Wild Brainstorm: What if "INSIDE" is like a REFRAMER
Remember that reframers work like:
>> two-times: reframer func [f [frame!]] [eval f, eval f]
>> two-times append [a b c] <d>
== [a b c <d> <d>]
Let's forget historical meanings of INSIDE, and use our imagination with:
>> inside obj compose '[foo (add 10 20) bar]
== [foo -10 bar] ; unbound
That breaks expectations a bit (as reframers do), but it's certainly less awkward compared with:
>> apply:inside obj compose/ ['[foo (add 10 20) bar]]
== [foo -10 bar] ; unbound
If you don't mind getting even weirder, INSIDE could be infix like the // operator, so COMPOSE would come first:
>> compose inside obj '[foo (add 10 20) bar]

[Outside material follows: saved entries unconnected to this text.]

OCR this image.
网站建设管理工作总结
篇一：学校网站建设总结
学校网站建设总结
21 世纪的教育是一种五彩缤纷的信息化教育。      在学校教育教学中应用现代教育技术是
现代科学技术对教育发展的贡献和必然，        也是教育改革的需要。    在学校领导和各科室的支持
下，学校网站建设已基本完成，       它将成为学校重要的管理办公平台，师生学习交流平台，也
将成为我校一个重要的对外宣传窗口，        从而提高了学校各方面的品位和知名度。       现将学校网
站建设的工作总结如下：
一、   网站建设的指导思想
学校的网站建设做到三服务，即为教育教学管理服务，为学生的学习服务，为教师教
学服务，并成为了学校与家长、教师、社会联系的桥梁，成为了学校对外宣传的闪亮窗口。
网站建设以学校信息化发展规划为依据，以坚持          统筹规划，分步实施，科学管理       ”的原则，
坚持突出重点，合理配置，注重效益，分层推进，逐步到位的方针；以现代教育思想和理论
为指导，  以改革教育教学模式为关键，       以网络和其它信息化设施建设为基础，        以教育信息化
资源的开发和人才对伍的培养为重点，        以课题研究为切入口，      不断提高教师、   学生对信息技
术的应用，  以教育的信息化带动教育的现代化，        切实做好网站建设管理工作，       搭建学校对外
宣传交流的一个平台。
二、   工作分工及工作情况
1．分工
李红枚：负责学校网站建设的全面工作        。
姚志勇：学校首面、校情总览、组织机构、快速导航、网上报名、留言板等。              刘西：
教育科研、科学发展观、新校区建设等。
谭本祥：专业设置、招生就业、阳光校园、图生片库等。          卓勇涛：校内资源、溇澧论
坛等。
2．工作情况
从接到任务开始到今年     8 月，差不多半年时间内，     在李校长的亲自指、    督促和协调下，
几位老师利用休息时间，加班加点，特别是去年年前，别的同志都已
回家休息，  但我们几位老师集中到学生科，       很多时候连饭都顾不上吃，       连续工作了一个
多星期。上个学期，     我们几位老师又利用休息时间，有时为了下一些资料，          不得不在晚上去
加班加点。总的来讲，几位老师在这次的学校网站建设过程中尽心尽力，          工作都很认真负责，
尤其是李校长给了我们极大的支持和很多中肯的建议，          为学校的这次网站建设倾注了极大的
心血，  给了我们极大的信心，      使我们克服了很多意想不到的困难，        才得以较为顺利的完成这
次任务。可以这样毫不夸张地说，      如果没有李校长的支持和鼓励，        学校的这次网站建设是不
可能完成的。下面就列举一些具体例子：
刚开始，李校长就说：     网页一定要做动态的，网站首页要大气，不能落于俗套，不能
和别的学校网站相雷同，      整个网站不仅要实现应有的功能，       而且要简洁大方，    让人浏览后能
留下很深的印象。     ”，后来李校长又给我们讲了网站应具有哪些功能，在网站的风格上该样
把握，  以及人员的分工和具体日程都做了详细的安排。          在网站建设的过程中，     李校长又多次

== [foo -10 bar] ; unbound
But this would require people to read that as:
compose-inside obj '[foo (add 10 20) bar]
Not:
compose (inside obj '[foo (add 10 20) bar])
Too weird, or cool?
Other Ideas: EVAL Auto-Escaping
I pointed out the clumsiness of:
>> eval bind obj compose '[($compose) '[foo (add 10 20) bar]]
== [foo -10 bar] ; unbound
What if there was something less clumsy encapsulating this idea, such as:
>> weirdeval bind obj '[/compose '[foo (add 10 20) bar]]
== [foo -10 bar] ; unbound
Maybe any function calls denoted with /XXX would be assumed to use the binding of the outer scope?
I dunno. There are ideas here. But I think the key is I don't think every callsite-context-dependent function should need to have an :INSIDE refinement.